Cool and collected, Reinhardt shared the helm with veteran pilot Col. John Mitchell, a wing commander with an Air Force auxiliary called the Civil Air Patrol.
Well above 1,000 feet from the dry Casper ground and with the plane’s engine humming happily, Mitchell’s voice crackled into Reinhardt’s headset, telling her to tip the nose of the plane skyward to clear Casper Mountain.
Reinhardt eased the controls toward her with both hands, and all she could see was sky.
Reinhardt, 30, said she signed up for the Civil Air Patrol’s Teacher Orientation Program without knowing exactly what she was getting herself into. But the chance to co-pilot a jaunt in a Civil Air Patrol plane fit perfectly with the “hands-on” teaching practices Reinhardt tries to bring to her fourth-grade classroom.

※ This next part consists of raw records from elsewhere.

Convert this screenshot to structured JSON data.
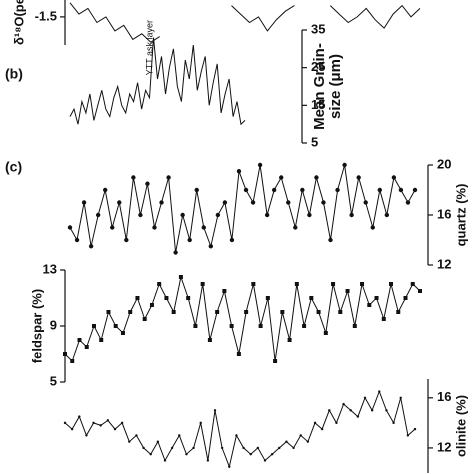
{
  "chart_data": [
    {
      "type": "line",
      "ylabel": "δ¹⁸O(pe",
      "ylim": [
        -2.0,
        -1.2
      ],
      "yticks": [
        -1.5
      ],
      "axis_side": "left",
      "color": "#111111",
      "marker": "none",
      "values": [
        -1.25,
        -1.45,
        -1.35,
        -1.6,
        -1.5,
        -1.75,
        -1.65,
        -1.9,
        -1.8,
        -1.95,
        -1.85,
        null,
        null,
        null,
        null,
        null,
        null,
        null,
        -1.3,
        -1.45,
        -1.6,
        -1.5,
        -1.75,
        -1.55,
        -1.4,
        -1.3,
        null,
        null,
        null,
        -1.3,
        -1.45,
        -1.6,
        -1.5,
        -1.35,
        -1.55,
        -1.7,
        -1.45,
        -1.3,
        -1.5,
        -1.35
      ]
    },
    {
      "type": "line",
      "panel_label": "(b)",
      "annotation": "YTT ask layer",
      "ylabel": [
        "Mean Grain-",
        "size (μm)"
      ],
      "ylim": [
        5,
        35
      ],
      "yticks": [
        5,
        15,
        25,
        35
      ],
      "axis_side": "right",
      "color": "#111111",
      "marker": "none",
      "values": [
        12,
        14,
        10,
        16,
        13,
        18,
        11,
        15,
        19,
        14,
        12,
        17,
        20,
        15,
        13,
        18,
        16,
        21,
        14,
        19,
        17,
        33,
        22,
        28,
        18,
        25,
        30,
        20,
        16,
        27,
        22,
        31,
        19,
        24,
        28,
        15,
        21,
        26,
        13,
        18,
        22,
        12,
        16,
        10,
        11
      ]
    },
    {
      "type": "line",
      "panel_label": "(c)",
      "ylabel": "quartz (%)",
      "ylim": [
        12,
        20
      ],
      "yticks": [
        12,
        16,
        20
      ],
      "axis_side": "right",
      "color": "#111111",
      "marker": "circle",
      "values": [
        15,
        14,
        17,
        13.5,
        16,
        18,
        15,
        17,
        14,
        19,
        16,
        18.5,
        15,
        17,
        19,
        13,
        16,
        14,
        18,
        15,
        13.5,
        16,
        17,
        14,
        19.5,
        18,
        17,
        20,
        16,
        18,
        19,
        17,
        15,
        18,
        16,
        19,
        17,
        14,
        18,
        20,
        16,
        19,
        17,
        15,
        18,
        16,
        19,
        18,
        17,
        18
      ]
    },
    {
      "type": "line",
      "ylabel": "feldspar (%)",
      "ylim": [
        5,
        13
      ],
      "yticks": [
        5,
        9,
        13
      ],
      "axis_side": "left",
      "color": "#111111",
      "marker": "square",
      "values": [
        7,
        6.5,
        8,
        7.5,
        9,
        8,
        10,
        9,
        8.5,
        10,
        11,
        9.5,
        10.5,
        12,
        11,
        10,
        12.5,
        11,
        9,
        12,
        8,
        10,
        11.5,
        9,
        7,
        10,
        12,
        9,
        11,
        6.5,
        10,
        8,
        12,
        9,
        11,
        10,
        8.5,
        12,
        10,
        11.5,
        9,
        12,
        10.5,
        11,
        9.5,
        12,
        10,
        11,
        12,
        11.5
      ]
    },
    {
      "type": "line",
      "ylabel": "olinite (%)",
      "ylim": [
        10,
        17.5
      ],
      "yticks": [
        12,
        16
      ],
      "axis_side": "right",
      "color": "#111111",
      "marker": "dot",
      "values": [
        14,
        13.5,
        14.5,
        13,
        14,
        13.8,
        14.2,
        13.5,
        14,
        12.5,
        13,
        12,
        11.5,
        12.5,
        11,
        12,
        13,
        11.5,
        12,
        14,
        11,
        15,
        12,
        10.5,
        13,
        12,
        11.5,
        12,
        11,
        11.5,
        12,
        12.5,
        12,
        13,
        12.5,
        14,
        13.5,
        15,
        14,
        15.5,
        15,
        14.5,
        16,
        15,
        16.5,
        15,
        14,
        16,
        13,
        13.5
      ]
    }
  ]
}
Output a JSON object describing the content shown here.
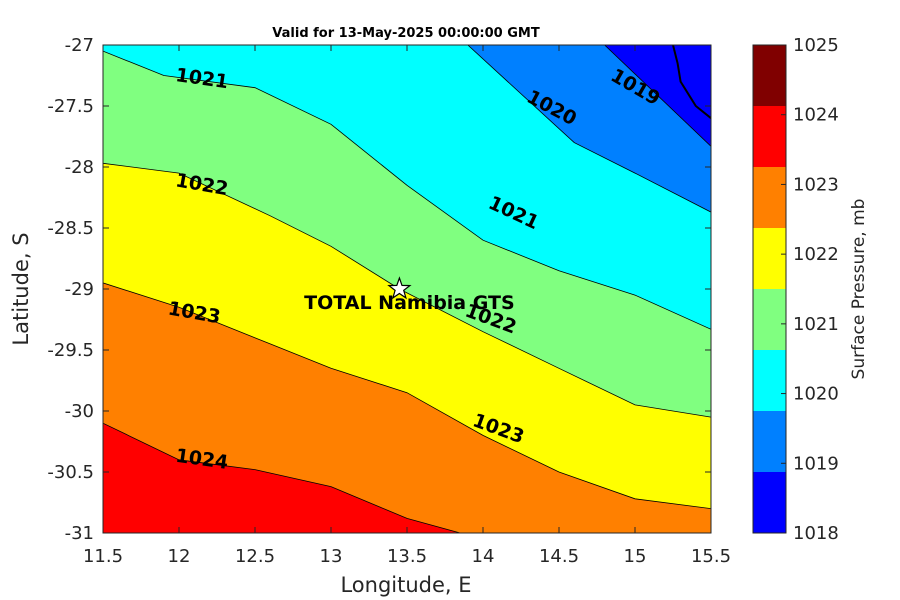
{
  "chart_data": {
    "type": "contour",
    "title": "Valid for 13-May-2025 00:00:00 GMT",
    "xlabel": "Longitude, E",
    "ylabel": "Latitude, S",
    "xlim": [
      11.5,
      15.5
    ],
    "ylim": [
      -31,
      -27
    ],
    "xticks": [
      "11.5",
      "12",
      "12.5",
      "13",
      "13.5",
      "14",
      "14.5",
      "15",
      "15.5"
    ],
    "yticks": [
      "-27",
      "-27.5",
      "-28",
      "-28.5",
      "-29",
      "-29.5",
      "-30",
      "-30.5",
      "-31"
    ],
    "colorbar": {
      "label": "Surface Pressure, mb",
      "levels": [
        1018,
        1019,
        1020,
        1021,
        1022,
        1023,
        1024,
        1025
      ],
      "colors": [
        "#0000ff",
        "#0080ff",
        "#00ffff",
        "#80ff80",
        "#ffff00",
        "#ff8000",
        "#ff0000",
        "#800000"
      ]
    },
    "contours": [
      {
        "level": 1019,
        "label": "1019",
        "points": [
          [
            14.8,
            -27
          ],
          [
            15.5,
            -27.83
          ]
        ]
      },
      {
        "level": 1020,
        "label": "1020",
        "points": [
          [
            13.9,
            -27
          ],
          [
            14.6,
            -27.8
          ],
          [
            15.0,
            -28.05
          ],
          [
            15.5,
            -28.37
          ]
        ]
      },
      {
        "level": 1021,
        "label": "1021",
        "points": [
          [
            11.5,
            -27.05
          ],
          [
            11.9,
            -27.25
          ],
          [
            12.5,
            -27.35
          ],
          [
            13.0,
            -27.65
          ],
          [
            13.5,
            -28.15
          ],
          [
            14.0,
            -28.6
          ],
          [
            14.5,
            -28.85
          ],
          [
            15.0,
            -29.05
          ],
          [
            15.5,
            -29.33
          ]
        ]
      },
      {
        "level": 1022,
        "label": "1022",
        "points": [
          [
            11.5,
            -27.97
          ],
          [
            12.0,
            -28.05
          ],
          [
            12.6,
            -28.4
          ],
          [
            13.0,
            -28.65
          ],
          [
            13.45,
            -29.0
          ],
          [
            14.0,
            -29.35
          ],
          [
            14.5,
            -29.65
          ],
          [
            15.0,
            -29.95
          ],
          [
            15.5,
            -30.05
          ]
        ]
      },
      {
        "level": 1023,
        "label": "1023",
        "points": [
          [
            11.5,
            -28.95
          ],
          [
            12.0,
            -29.15
          ],
          [
            12.6,
            -29.45
          ],
          [
            13.0,
            -29.65
          ],
          [
            13.5,
            -29.85
          ],
          [
            14.0,
            -30.2
          ],
          [
            14.5,
            -30.5
          ],
          [
            15.0,
            -30.72
          ],
          [
            15.5,
            -30.8
          ]
        ]
      },
      {
        "level": 1024,
        "label": "1024",
        "points": [
          [
            11.5,
            -30.1
          ],
          [
            12.0,
            -30.4
          ],
          [
            12.5,
            -30.48
          ],
          [
            13.0,
            -30.62
          ],
          [
            13.5,
            -30.88
          ],
          [
            13.85,
            -31.0
          ]
        ]
      }
    ],
    "contour_labels": [
      {
        "text": "1019",
        "x": 15.0,
        "y": -27.35,
        "angle": 30
      },
      {
        "text": "1020",
        "x": 14.45,
        "y": -27.52,
        "angle": 28
      },
      {
        "text": "1021",
        "x": 12.15,
        "y": -27.28,
        "angle": 8
      },
      {
        "text": "1021",
        "x": 14.2,
        "y": -28.38,
        "angle": 25
      },
      {
        "text": "1022",
        "x": 12.15,
        "y": -28.15,
        "angle": 10
      },
      {
        "text": "1022",
        "x": 14.05,
        "y": -29.25,
        "angle": 20
      },
      {
        "text": "1023",
        "x": 12.1,
        "y": -29.2,
        "angle": 10
      },
      {
        "text": "1023",
        "x": 14.1,
        "y": -30.15,
        "angle": 20
      },
      {
        "text": "1024",
        "x": 12.15,
        "y": -30.4,
        "angle": 8
      }
    ],
    "coastline": [
      [
        15.25,
        -27
      ],
      [
        15.28,
        -27.15
      ],
      [
        15.3,
        -27.3
      ],
      [
        15.35,
        -27.4
      ],
      [
        15.4,
        -27.5
      ],
      [
        15.5,
        -27.6
      ]
    ],
    "site": {
      "name": "TOTAL Namibia GTS",
      "lon": 13.45,
      "lat": -29.0,
      "marker": "star"
    },
    "grid": false
  }
}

“My philosophy and my belief is getting kids out to do whatever it is we’re learning,” Reinhardt said.
Reinhardt, two years into a master’s program studying place-based education, was one of three Natrona County teachers participating in the Civil Air Patrol’s event Saturday at the Casper/Natrona County International Airport.
The program’s goal, according to Mitchell, was to encourage teachers to use aviation exercises — like aerodynamics, climatology and weight distribution — to teach science and math.

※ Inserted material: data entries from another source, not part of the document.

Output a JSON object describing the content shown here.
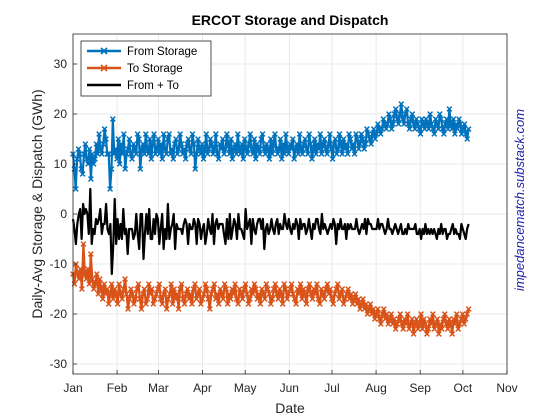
{
  "chart_data": {
    "type": "line",
    "title": "ERCOT Storage and Dispatch",
    "xlabel": "Date",
    "ylabel": "Daily-Avg Storage & Dispatch (GWh)",
    "side_label": "impedancematch.substack.com",
    "xlim": [
      "2024-01-01",
      "2024-11-01"
    ],
    "ylim": [
      -32,
      36
    ],
    "yticks": [
      -30,
      -20,
      -10,
      0,
      10,
      20,
      30
    ],
    "month_ticks": [
      {
        "label": "Jan",
        "date": "2024-01-01"
      },
      {
        "label": "Feb",
        "date": "2024-02-01"
      },
      {
        "label": "Mar",
        "date": "2024-03-01"
      },
      {
        "label": "Apr",
        "date": "2024-04-01"
      },
      {
        "label": "May",
        "date": "2024-05-01"
      },
      {
        "label": "Jun",
        "date": "2024-06-01"
      },
      {
        "label": "Jul",
        "date": "2024-07-01"
      },
      {
        "label": "Aug",
        "date": "2024-08-01"
      },
      {
        "label": "Sep",
        "date": "2024-09-01"
      },
      {
        "label": "Oct",
        "date": "2024-10-01"
      },
      {
        "label": "Nov",
        "date": "2024-11-01"
      }
    ],
    "grid": true,
    "legend_position": "top-left",
    "x_start": "2024-01-01",
    "x_end": "2024-10-05",
    "series": [
      {
        "name": "From Storage",
        "color": "#0072BD",
        "marker": "x",
        "values": [
          12,
          9,
          5,
          11,
          13,
          12,
          9,
          8,
          12,
          14,
          11,
          10,
          13,
          7,
          12,
          10,
          11,
          14,
          12,
          16,
          13,
          12,
          14,
          17,
          15,
          12,
          12,
          5,
          9,
          19,
          12,
          13,
          11,
          15,
          10,
          14,
          12,
          16,
          9,
          12,
          13,
          15,
          12,
          11,
          14,
          13,
          12,
          16,
          15,
          9,
          13,
          14,
          12,
          16,
          13,
          12,
          15,
          11,
          14,
          16,
          12,
          13,
          15,
          12,
          14,
          11,
          16,
          13,
          12,
          15,
          16,
          12,
          13,
          11,
          14,
          15,
          12,
          13,
          16,
          14,
          12,
          13,
          11,
          14,
          15,
          13,
          12,
          16,
          14,
          9,
          12,
          15,
          13,
          12,
          14,
          11,
          13,
          16,
          12,
          13,
          15,
          14,
          12,
          13,
          16,
          12,
          11,
          14,
          13,
          15,
          12,
          13,
          16,
          14,
          12,
          15,
          11,
          13,
          14,
          12,
          16,
          13,
          12,
          14,
          11,
          15,
          13,
          12,
          14,
          16,
          13,
          12,
          15,
          11,
          14,
          13,
          12,
          15,
          16,
          13,
          12,
          14,
          13,
          11,
          15,
          12,
          14,
          16,
          13,
          12,
          13,
          15,
          11,
          14,
          12,
          16,
          13,
          12,
          14,
          13,
          15,
          11,
          13,
          14,
          12,
          16,
          13,
          12,
          14,
          15,
          13,
          12,
          16,
          14,
          11,
          13,
          15,
          12,
          14,
          13,
          16,
          12,
          14,
          15,
          13,
          12,
          14,
          16,
          13,
          11,
          14,
          15,
          12,
          13,
          16,
          14,
          12,
          15,
          13,
          14,
          12,
          16,
          15,
          13,
          14,
          12,
          16,
          15,
          13,
          14,
          16,
          15,
          13,
          14,
          17,
          16,
          15,
          14,
          16,
          17,
          15,
          16,
          18,
          17,
          16,
          17,
          19,
          18,
          17,
          18,
          20,
          19,
          17,
          18,
          20,
          21,
          19,
          18,
          20,
          22,
          19,
          18,
          20,
          21,
          18,
          17,
          19,
          20,
          18,
          17,
          19,
          18,
          17,
          16,
          19,
          18,
          17,
          19,
          18,
          17,
          20,
          18,
          17,
          16,
          19,
          18,
          17,
          20,
          19,
          17,
          16,
          18,
          19,
          17,
          21,
          18,
          17,
          19,
          16,
          18,
          17,
          19,
          18,
          16,
          17,
          18,
          16,
          15,
          17
        ]
      },
      {
        "name": "To Storage",
        "color": "#D95319",
        "marker": "x",
        "values": [
          -12,
          -14,
          -10,
          -12,
          -13,
          -11,
          -15,
          -6,
          -12,
          -13,
          -11,
          -14,
          -8,
          -13,
          -15,
          -14,
          -12,
          -16,
          -13,
          -15,
          -17,
          -14,
          -16,
          -15,
          -18,
          -16,
          -14,
          -17,
          -15,
          -16,
          -18,
          -14,
          -16,
          -17,
          -15,
          -13,
          -16,
          -19,
          -17,
          -15,
          -16,
          -18,
          -17,
          -15,
          -14,
          -17,
          -19,
          -16,
          -15,
          -18,
          -17,
          -14,
          -16,
          -15,
          -18,
          -17,
          -16,
          -15,
          -14,
          -17,
          -18,
          -16,
          -15,
          -19,
          -17,
          -16,
          -14,
          -18,
          -15,
          -17,
          -16,
          -19,
          -15,
          -14,
          -17,
          -18,
          -16,
          -15,
          -17,
          -16,
          -18,
          -15,
          -14,
          -17,
          -16,
          -15,
          -18,
          -17,
          -16,
          -14,
          -15,
          -17,
          -19,
          -16,
          -15,
          -14,
          -17,
          -16,
          -18,
          -15,
          -16,
          -17,
          -14,
          -15,
          -18,
          -16,
          -17,
          -15,
          -16,
          -14,
          -17,
          -18,
          -15,
          -16,
          -17,
          -15,
          -14,
          -16,
          -18,
          -17,
          -15,
          -16,
          -14,
          -15,
          -17,
          -16,
          -18,
          -15,
          -16,
          -17,
          -14,
          -15,
          -16,
          -18,
          -17,
          -15,
          -14,
          -16,
          -17,
          -15,
          -16,
          -18,
          -14,
          -15,
          -17,
          -16,
          -15,
          -14,
          -16,
          -17,
          -18,
          -15,
          -16,
          -14,
          -17,
          -15,
          -16,
          -18,
          -15,
          -14,
          -16,
          -17,
          -15,
          -16,
          -14,
          -17,
          -18,
          -15,
          -16,
          -17,
          -15,
          -14,
          -16,
          -15,
          -17,
          -18,
          -16,
          -15,
          -14,
          -17,
          -16,
          -15,
          -18,
          -17,
          -16,
          -15,
          -17,
          -16,
          -18,
          -17,
          -16,
          -18,
          -17,
          -19,
          -18,
          -17,
          -19,
          -18,
          -20,
          -19,
          -18,
          -20,
          -19,
          -21,
          -20,
          -19,
          -21,
          -22,
          -20,
          -19,
          -21,
          -20,
          -22,
          -21,
          -20,
          -22,
          -21,
          -23,
          -22,
          -21,
          -20,
          -22,
          -23,
          -21,
          -22,
          -20,
          -23,
          -22,
          -21,
          -24,
          -22,
          -21,
          -23,
          -22,
          -20,
          -23,
          -21,
          -22,
          -24,
          -23,
          -21,
          -22,
          -20,
          -23,
          -22,
          -21,
          -24,
          -22,
          -23,
          -21,
          -20,
          -22,
          -23,
          -21,
          -22,
          -24,
          -21,
          -22,
          -20,
          -23,
          -22,
          -21,
          -20,
          -22,
          -21,
          -20,
          -19
        ]
      },
      {
        "name": "From + To",
        "color": "#000000",
        "marker": "none",
        "values": [
          -1,
          -3,
          -6,
          -2,
          0,
          1,
          -5,
          2,
          0,
          1,
          0,
          -4,
          5,
          -6,
          -3,
          -4,
          -1,
          -2,
          -1,
          1,
          -4,
          -2,
          -2,
          2,
          -3,
          -4,
          -2,
          -12,
          -6,
          3,
          -6,
          -1,
          -5,
          -2,
          -5,
          1,
          -4,
          -3,
          -8,
          -3,
          -3,
          -3,
          -5,
          -4,
          0,
          -4,
          -7,
          0,
          0,
          -9,
          -4,
          0,
          -4,
          1,
          -5,
          -5,
          -1,
          -4,
          0,
          -1,
          -6,
          -3,
          0,
          -7,
          -3,
          -5,
          2,
          -5,
          -3,
          -2,
          0,
          -7,
          -2,
          -3,
          -3,
          -3,
          -4,
          -2,
          -1,
          -2,
          -6,
          -2,
          -3,
          -3,
          -1,
          -2,
          -6,
          -1,
          -2,
          -5,
          -3,
          -2,
          -6,
          -4,
          -1,
          -3,
          -4,
          0,
          -6,
          -2,
          -1,
          -3,
          -2,
          -2,
          -2,
          -4,
          -6,
          -1,
          -5,
          0,
          -5,
          -3,
          -1,
          -2,
          -5,
          0,
          -3,
          -3,
          -4,
          -5,
          1,
          -3,
          -2,
          -1,
          -6,
          -1,
          -3,
          -4,
          -2,
          -1,
          -1,
          -3,
          -1,
          -7,
          -3,
          -2,
          -4,
          -3,
          -1,
          -3,
          -4,
          -2,
          -1,
          -4,
          -2,
          -3,
          -3,
          0,
          -2,
          -3,
          -1,
          -3,
          -4,
          -2,
          -3,
          -1,
          -2,
          -5,
          -1,
          -3,
          -2,
          -2,
          -4,
          -3,
          -1,
          -3,
          -5,
          -2,
          -3,
          -1,
          -1,
          -3,
          -4,
          0,
          -3,
          -2,
          -3,
          -4,
          -3,
          -2,
          -3,
          -1,
          -2,
          -6,
          -2,
          -3,
          -1,
          -3,
          -3,
          -2,
          -5,
          -2,
          -3,
          -2,
          -3,
          -3,
          -3,
          -1,
          -3,
          -4,
          -3,
          -2,
          -3,
          -1,
          -4,
          -1,
          -2,
          -2,
          -3,
          -3,
          -3,
          -3,
          -1,
          -3,
          -2,
          -2,
          -3,
          -4,
          -3,
          -1,
          -3,
          -3,
          -4,
          -3,
          -2,
          -3,
          -4,
          -3,
          -2,
          -4,
          -4,
          -3,
          -4,
          -2,
          -3,
          -3,
          -3,
          -3,
          -2,
          -4,
          -4,
          -3,
          -5,
          -3,
          -4,
          -2,
          -4,
          -3,
          -4,
          -3,
          -4,
          -3,
          -4,
          -5,
          -3,
          -4,
          -2,
          -4,
          -3,
          -3,
          -5,
          -4,
          -4,
          -3,
          -2,
          -4,
          -3,
          -4,
          -4,
          -5,
          -2,
          -3,
          -4,
          -5,
          -3,
          -2
        ]
      }
    ]
  }
}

“It’s a way to make science and math more exciting; to have real world examples and real world applications,” Mitchell said. “And not just memorize a bunch of formulas.”
The CAP
A civilian-staffed relative of the Air Force, the Civil Air Patrol is a nonprofit organization that runs search and rescue missions, trains cadet pilots and promotes aerospace education.
Twenty-two senior members and 13 12- to 19-year-old cadets make up Casper’s branch of the Civil Air Patrol, whose search and rescue volunteers have made seven finds and 10 saves so far in 2012. Statewide, 167 senior members and 96 cadets are registered volunteers with the Civil Air Patrol.

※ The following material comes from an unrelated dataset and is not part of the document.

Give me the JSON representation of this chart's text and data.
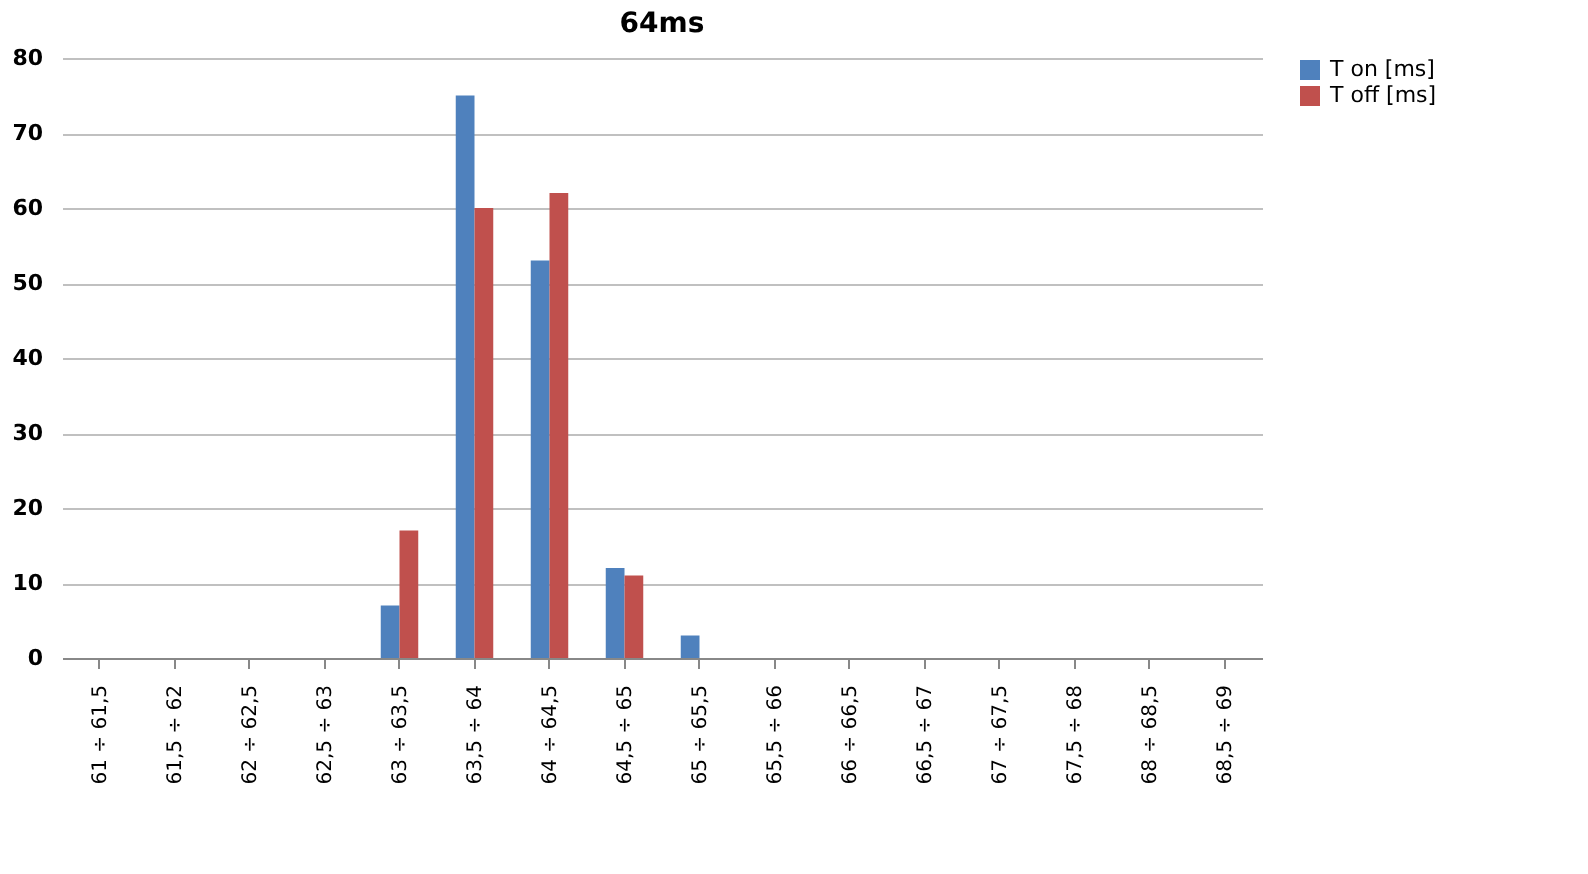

Saturday marked the Casper Civil Air Patrol’s second annual Teacher Orientation Program. Besides actual flight time, teachers also toured the Wyoming Veterans Memorial Museum and an air traffic control tower, and experienced a flight simulator at Casper College’s flight school.
“The intent…is a better exposure to another way to excite students about learning,” said search and rescue pilot and Kelly Walsh High School educator Joe Feiler.
Careers in aviation are on the rise, Feiler said, citing the increased use of drones in nonmilitarized airspace and the potential for drones to monitor big-game populations. And the next generation of aviation technology won’t develop itself; the Civil Air Patrol hopes to be a part of educating future aircraft engineers and innovators.
District instructional coach Sue Simons and Kelly Walsh industrial arts teaching assistant Brett Morton both said they would continue to be in touch with the Civil Air Patrol.
“I’m hoping to hook up with teachers like [Reinhardt] that really want to do it,” Simons said. “Aviation-related homework, get [kids] up in the planes, the whole thing.”
Reinhardt said her fourth-graders could do the math to complete the weight distribution form Civil Air Patrol officials walked her through before her flight. She hopes an assignment like calculating weight balance on an aircraft would provide an exciting, real-world context to ease any drudgery of boring math homework.
“If I can attach whatever I’m teaching out of this book to something that’s out in the real world, then [students]…can connect that learning,” Reinhardt said.
“In life, you don’t learn out of a book.”